Roger Apéry was a Greek-French mathematician born in 1916. As a working mathematician in France he took a rebellious political and philosophical position that was not liked by his contemporaries. When he was asked to join the Bourbaki team who were famously compiling an encyclopedia of mathematics under the pseudonym, Apéry declined because he saw mathematics as a more individual pursuit. This led to his isolation from French mathematicians.
At the age of 61 Apéry was an undistinguished mathematician suffering from the dislike of his colleagues and his own problems with alcoholism. At such a late age mathematicians are not normally expected to produce ground breaking results so it is easy to understand the level of skepticism that greeted his announcement of a proof that the number ζ(3) is irrational.
The incredulity heightened when it was seen that the method of proof was very basic and used methods that could have been understood by mathematicians such as Euler who died nearly 200 years earlier. Many claimed proofs of old problems are rejected today at a glance simply because an experienced mathematician “knows” that methods that are too elementary can not solve the problem. All such avenues should have been explored before.

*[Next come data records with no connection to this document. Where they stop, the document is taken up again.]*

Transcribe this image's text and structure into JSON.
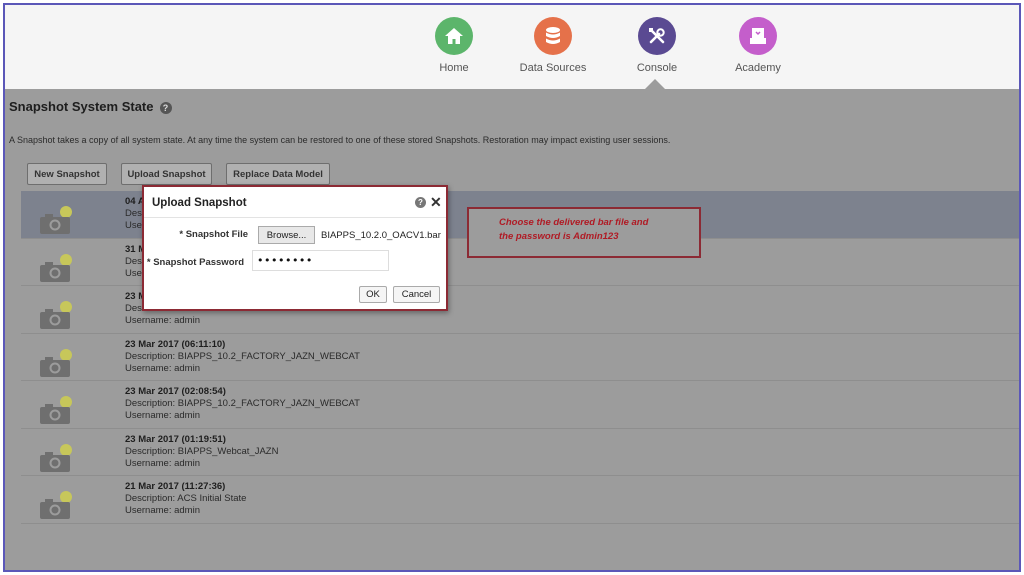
{
  "nav": {
    "items": [
      {
        "label": "Home",
        "icon": "home-icon",
        "color": "#5cb56b"
      },
      {
        "label": "Data Sources",
        "icon": "database-icon",
        "color": "#e5714a"
      },
      {
        "label": "Console",
        "icon": "tools-icon",
        "color": "#5a4a92"
      },
      {
        "label": "Academy",
        "icon": "academy-icon",
        "color": "#c45ecb"
      }
    ],
    "active": "Console"
  },
  "page": {
    "title": "Snapshot System State",
    "description": "A Snapshot takes a copy of all system state. At any time the system can be restored to one of these stored Snapshots. Restoration may impact existing user sessions."
  },
  "toolbar": {
    "new_snapshot": "New Snapshot",
    "upload_snapshot": "Upload Snapshot",
    "replace_data_model": "Replace Data Model"
  },
  "snapshots": [
    {
      "date": "04 A",
      "description": "Desc",
      "username": "Use"
    },
    {
      "date": "31 M",
      "description": "Desc",
      "username": "Use"
    },
    {
      "date": "23 M",
      "description": "Desc",
      "username": "Username: admin"
    },
    {
      "date": "23 Mar 2017 (06:11:10)",
      "description": "Description: BIAPPS_10.2_FACTORY_JAZN_WEBCAT",
      "username": "Username: admin"
    },
    {
      "date": "23 Mar 2017 (02:08:54)",
      "description": "Description: BIAPPS_10.2_FACTORY_JAZN_WEBCAT",
      "username": "Username: admin"
    },
    {
      "date": "23 Mar 2017 (01:19:51)",
      "description": "Description: BIAPPS_Webcat_JAZN",
      "username": "Username: admin"
    },
    {
      "date": "21 Mar 2017 (11:27:36)",
      "description": "Description: ACS Initial State",
      "username": "Username: admin"
    }
  ],
  "dialog": {
    "title": "Upload Snapshot",
    "file_label": "* Snapshot File",
    "browse_label": "Browse...",
    "file_name": "BIAPPS_10.2.0_OACV1.bar",
    "password_label": "* Snapshot Password",
    "password_value": "••••••••",
    "ok_label": "OK",
    "cancel_label": "Cancel"
  },
  "annotation": {
    "line1": "Choose the delivered bar file and",
    "line2": "the password is Admin123"
  },
  "colors": {
    "frame": "#5b57b8",
    "callout_border": "#8c2a34",
    "callout_text": "#b01b25",
    "overlay": "#9c9c9c"
  }
}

In 1978 he presented a lecture on his proof at the Journées Arithmétiques de Marseille which was greeted with doubt and disbelief. Each step he wrote on the blackboard appeared to be a remarkable identity that his audience considered unlikely to be true. When someone asked him “where do these identities come from?” he replied “They grow in my garden.” obviuosly this did not boost anyone’s confidence.
Nevertheless, a few mathematicians recognised that there was something significant in the proposed proof. They checked the identities numerically and found that they did indeed seem to hold. It was not long before the full validity of Apéry’s work was confirmed and the skeptics were forced to eat their words.